Luca Sacchi è morto a causa di un colpo di pistola alla testa. In quel momento si trovava in compagnia della sua ragazza, Anastasia Kylemnyk, 25enne originaria dell’Ucraina e di professione baby sitter. La giovane è attualmente indagata per spaccio di sostanze stupefacenti e adesso dovrà rispondere anche del reato di favoreggiamento per l’omicidio del suo fidanzato.

Fin dall’inizio, Kylemnyk ha mentito agli inquirenti, affermando che quel maledetto 23 ottobre fosse stata aggredita da alcuni balordi, i quali l’avrebbero colpita con una mazza. Obiettivo dei delinquenti sarebbe stato lo zaino che Anastasia portava con sé.

Sempre secondo la versione di Anastasia, Luca in quel momento avrebbe tentato di difenderla, ma sarebbe stato colpito al capo da uno dei due aggressori. Per l’omicidio di Luca Sacchi sono stati arrestati i pusher Paolo Pirino e Valerio Del Grosso, quest’ultimo esecutore materiale del delitto. Quanto affermato da Anastasia altri non era quindi che un’accozzaglia di bugie.

Il resoconto delle indagini 

Secondo le indagini, le cose sarebbero andate molto diversamente da quanto dichiarato dalla fidanzata di Luca Sacchi.

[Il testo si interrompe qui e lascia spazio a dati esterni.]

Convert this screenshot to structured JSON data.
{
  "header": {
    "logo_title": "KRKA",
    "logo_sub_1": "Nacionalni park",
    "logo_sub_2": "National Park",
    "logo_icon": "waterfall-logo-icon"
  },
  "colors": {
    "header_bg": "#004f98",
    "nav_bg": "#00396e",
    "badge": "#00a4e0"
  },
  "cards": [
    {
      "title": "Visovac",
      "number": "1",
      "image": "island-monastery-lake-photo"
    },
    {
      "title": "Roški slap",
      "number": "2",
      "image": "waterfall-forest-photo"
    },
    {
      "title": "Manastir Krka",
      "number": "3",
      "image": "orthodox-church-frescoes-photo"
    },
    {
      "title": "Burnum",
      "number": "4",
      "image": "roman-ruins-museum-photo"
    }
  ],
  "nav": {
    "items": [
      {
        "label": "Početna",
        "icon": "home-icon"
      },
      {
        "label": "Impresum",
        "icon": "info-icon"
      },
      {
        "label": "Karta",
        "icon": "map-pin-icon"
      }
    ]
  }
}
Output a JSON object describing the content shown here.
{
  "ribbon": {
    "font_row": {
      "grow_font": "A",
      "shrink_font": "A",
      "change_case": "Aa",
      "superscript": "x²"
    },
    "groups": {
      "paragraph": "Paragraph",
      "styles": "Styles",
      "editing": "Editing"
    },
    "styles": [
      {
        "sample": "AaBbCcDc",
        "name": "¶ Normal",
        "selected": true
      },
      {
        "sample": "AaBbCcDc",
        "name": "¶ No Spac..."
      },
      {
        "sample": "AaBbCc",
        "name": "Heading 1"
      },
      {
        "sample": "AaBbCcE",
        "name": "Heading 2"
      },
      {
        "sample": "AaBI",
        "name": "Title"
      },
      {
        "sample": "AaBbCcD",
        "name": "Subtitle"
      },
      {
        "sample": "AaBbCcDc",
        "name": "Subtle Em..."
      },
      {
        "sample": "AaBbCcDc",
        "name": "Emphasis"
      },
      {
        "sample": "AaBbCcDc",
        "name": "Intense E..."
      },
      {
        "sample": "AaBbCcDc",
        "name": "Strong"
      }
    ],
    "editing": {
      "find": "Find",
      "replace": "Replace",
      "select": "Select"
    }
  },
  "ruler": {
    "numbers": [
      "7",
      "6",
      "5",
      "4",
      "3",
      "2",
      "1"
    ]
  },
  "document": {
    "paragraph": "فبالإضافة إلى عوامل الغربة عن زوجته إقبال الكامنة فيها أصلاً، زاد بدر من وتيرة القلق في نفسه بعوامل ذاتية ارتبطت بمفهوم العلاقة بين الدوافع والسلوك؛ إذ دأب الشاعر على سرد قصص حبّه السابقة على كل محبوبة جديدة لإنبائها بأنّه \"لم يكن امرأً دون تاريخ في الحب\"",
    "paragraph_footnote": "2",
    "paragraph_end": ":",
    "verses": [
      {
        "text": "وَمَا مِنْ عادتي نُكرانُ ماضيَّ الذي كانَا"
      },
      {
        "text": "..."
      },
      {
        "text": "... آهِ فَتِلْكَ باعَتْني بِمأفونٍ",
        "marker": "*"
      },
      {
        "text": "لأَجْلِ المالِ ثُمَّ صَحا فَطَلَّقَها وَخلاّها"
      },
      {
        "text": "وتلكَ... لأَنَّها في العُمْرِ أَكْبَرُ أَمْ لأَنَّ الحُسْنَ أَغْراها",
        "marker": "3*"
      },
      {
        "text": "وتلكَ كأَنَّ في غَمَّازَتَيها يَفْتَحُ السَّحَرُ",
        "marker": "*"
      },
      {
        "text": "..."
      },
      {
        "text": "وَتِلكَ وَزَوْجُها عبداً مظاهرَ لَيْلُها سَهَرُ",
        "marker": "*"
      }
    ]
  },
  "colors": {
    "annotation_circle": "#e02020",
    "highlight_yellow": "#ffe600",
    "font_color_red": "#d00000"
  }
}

Circa un’ora e mezza prima dell’omicidio di quest’ultimo, Anastasia e Giovanni Princi, amico di Luca, avevano incontrato i due pusher mostrando loro uno zaino contenente la cifra di 70 mila euro.

La somma, molto probabilmente, serviva a comprare 2 kg di cocaina per poi spacciarla nel quartiere. La vista di tutto quel denaro avrebbe tuttavia fatto impazzire Valerio Del Grosso e Paolo Pirino, che avrebbero deciso di sottrarre la cifra ai due ragazzi, senza dare loro la quantità di droga pattuita. Le indagini proseguono.